The same disease processes in RA that result in swan-neck deformity also cause the converse deformity, the boutonniere, in which the PIP joint is flexed and the DIP and MP joints are hyperextended. This abnormal finger posture usually starts with PIP joint flexion that leads to the changes in the other joints. Specifically, synovial proliferation in the PIP joint stretches and weakens the extensor mechanism; therefore, full extension cannot be maintained. Then, the lateral bands are displaced volarly and the oblique retinacular ligaments are shortened, which causes hyperextension of the DIP joint. In compensation for increasing PIP joint flexion, the MP joint hyperextends. Generally, if the problem is corrected early, passive treatments are adequate. In the later stages, salvage procedures are indicated.

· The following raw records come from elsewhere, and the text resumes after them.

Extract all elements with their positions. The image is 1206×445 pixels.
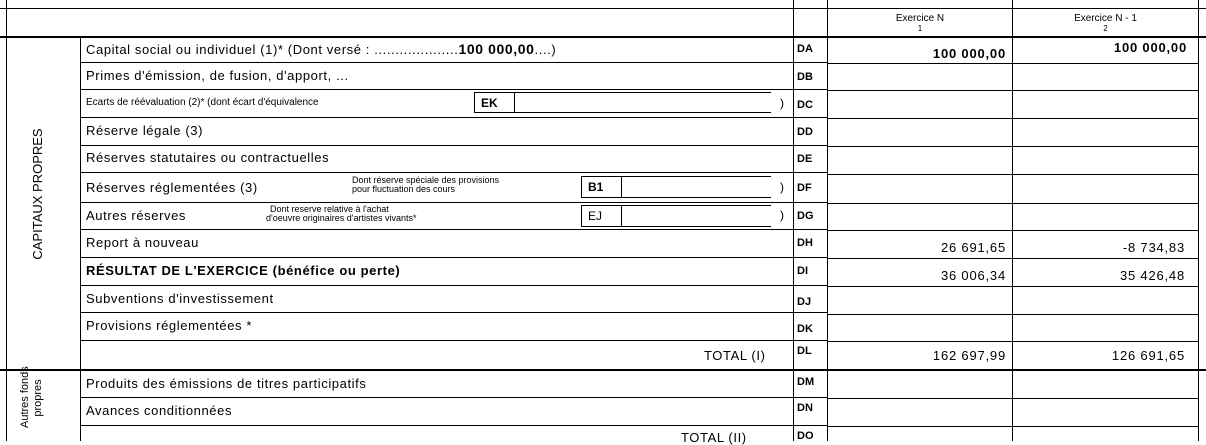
section-autres-fonds-line2: propres <box>32 379 44 417</box>
row-dg-label: Autres réserves <box>86 208 187 223</box>
row-df-close-paren: ) <box>780 180 784 194</box>
row-dn-label: Avances conditionnées <box>86 403 233 418</box>
row-dl-value-n: 162 697,99 <box>932 348 1006 363</box>
row-dm-code: DM <box>797 376 815 388</box>
row-da-paid-value: 100 000,00 <box>458 41 535 57</box>
section-autres-fonds-line1: Autres fonds <box>19 366 31 428</box>
row-da-text: Capital social ou individuel (1)* (Dont versé : .................... <box>86 42 459 57</box>
row-dh-label: Report à nouveau <box>86 235 199 250</box>
row-da-value-n1: 100 000,00 <box>1113 40 1187 55</box>
row-di-value-n: 36 006,34 <box>940 268 1006 283</box>
row-dg-box: EJ <box>581 205 622 227</box>
section-autres-fonds-propres <box>19 368 49 428</box>
row-de-label: Réserves statutaires ou contractuelles <box>86 150 330 165</box>
row-dg-note-line2: d'oeuvre originaires d'artistes vivants* <box>266 213 417 223</box>
row-df-note <box>352 176 499 194</box>
col-n-header <box>828 13 1012 33</box>
row-dd-code: DD <box>797 126 813 138</box>
row-di-value-n1: 35 426,48 <box>1119 268 1185 283</box>
row-di-code: DI <box>797 265 808 277</box>
row-dh-value-n: 26 691,65 <box>940 240 1006 255</box>
row-dg-note-line1: Dont reserve relative à l'achat <box>270 204 389 214</box>
row-df-label: Réserves réglementées (3) <box>86 180 258 195</box>
row-df-box: B1 <box>581 176 622 198</box>
row-da-value-n: 100 000,00 <box>932 46 1006 61</box>
col-n1-number: 2 <box>1103 24 1108 33</box>
row-do-code: DO <box>797 430 814 442</box>
col-n-number: 1 <box>917 24 923 33</box>
row-di-label <box>86 264 400 277</box>
row-dl-label: TOTAL (I) <box>704 348 766 363</box>
row-do-label: TOTAL (II) <box>681 430 747 445</box>
row-db-label: Primes d'émission, de fusion, d'apport, ... <box>86 68 349 83</box>
col-n-title: Exercice N <box>895 13 945 24</box>
row-de-code: DE <box>797 153 813 165</box>
row-dd-label: Réserve légale (3) <box>86 123 204 138</box>
row-dg-note <box>266 205 417 223</box>
row-da-suffix: ....) <box>534 42 557 57</box>
section-capitaux-propres: CAPITAUX PROPRES <box>30 128 45 260</box>
row-da-label <box>86 42 556 56</box>
row-dh-code: DH <box>797 237 813 249</box>
row-df-code: DF <box>797 182 812 194</box>
row-dc-label: Ecarts de réévaluation (2)* (dont écart d'équivalence <box>86 97 319 108</box>
col-n1-title: Exercice N - 1 <box>1074 13 1137 24</box>
row-da-code: DA <box>797 43 813 55</box>
row-dg-close-paren: ) <box>780 208 784 222</box>
row-dm-label: Produits des émissions de titres participatifs <box>86 376 367 391</box>
row-dc-box: EK <box>474 92 515 113</box>
row-di-label-rest: (bénéfice ou perte) <box>268 263 401 278</box>
row-dc-code: DC <box>797 99 813 111</box>
row-dh-value-n1: -8 734,83 <box>1122 240 1185 255</box>
col-n1-header <box>1013 13 1198 33</box>
row-dc-close-paren: ) <box>780 96 784 110</box>
row-dl-code: DL <box>797 345 812 357</box>
row-di-label-main: RÉSULTAT DE L'EXERCICE <box>86 263 269 278</box>
row-dk-label: Provisions réglementées * <box>86 318 253 333</box>
row-df-note-line1: Dont réserve spéciale des provisions <box>352 175 500 185</box>
row-dn-code: DN <box>797 402 813 414</box>
row-dj-label: Subventions d'investissement <box>86 291 274 306</box>
row-db-code: DB <box>797 71 813 83</box>
row-dg-code: DG <box>797 210 814 222</box>
row-dj-code: DJ <box>797 296 812 308</box>
row-dl-value-n1: 126 691,65 <box>1111 348 1185 363</box>
row-dk-code: DK <box>797 323 813 335</box>
row-df-note-line2: pour fluctuation des cours <box>352 184 456 194</box>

With mild boutonniere deformity, minimal distortion of the joint positions and functional loss occur. A slight extensor lag (10-15°) is present at the PIP joint with slight hyperextension at the DIP joint and no involvement of the MP joint. Surgical treatment usually consists of extensor tenotomy, which should not threaten existing function while increasing DIP joint flexion.

With moderate boutonniere deformity, the flexion deformity at the PIP joint increases to 30-40° and the MP joint begins to hyperextend in order to compensate. At this stage, reconstruction of the extensor mechanism by shortening the central slip and moving the lateral bands dorsally is indicated to restore PIP extension and hand function. Certain criteria should be met before correction is attempted, including good dorsal skin, smooth joint surfaces, functional flexor tendons, and the ability to passively correct the PIP joint. [2] If wrist deformity is present, it should be corrected before addressing the PIP extensor mechanism. Conversely, PIP joint flexion should be corrected before MP joint arthroplasty because achieving adequate MP joint flexion while the PIP joint is also flexed is difficult.

When the PIP joint can no longer be passively extended, the boutonniere deformity is severe. Fusion of the joint or arthroplasty is now warranted. Fusion of the PIP joint should be performed so that the treated finger is in a functional or flexed position. The degree of flexion should increase from the index finger (25°) to small finger (40°). [2] Postfusion, patients often regain MP joint function. If PIP joint arthroplasty is chosen in order to maintain motion, the extensor mechanism should also be repaired. This option is particularly useful for boutonniere deformities of the small and ring fingers to maintain or improve grip strength.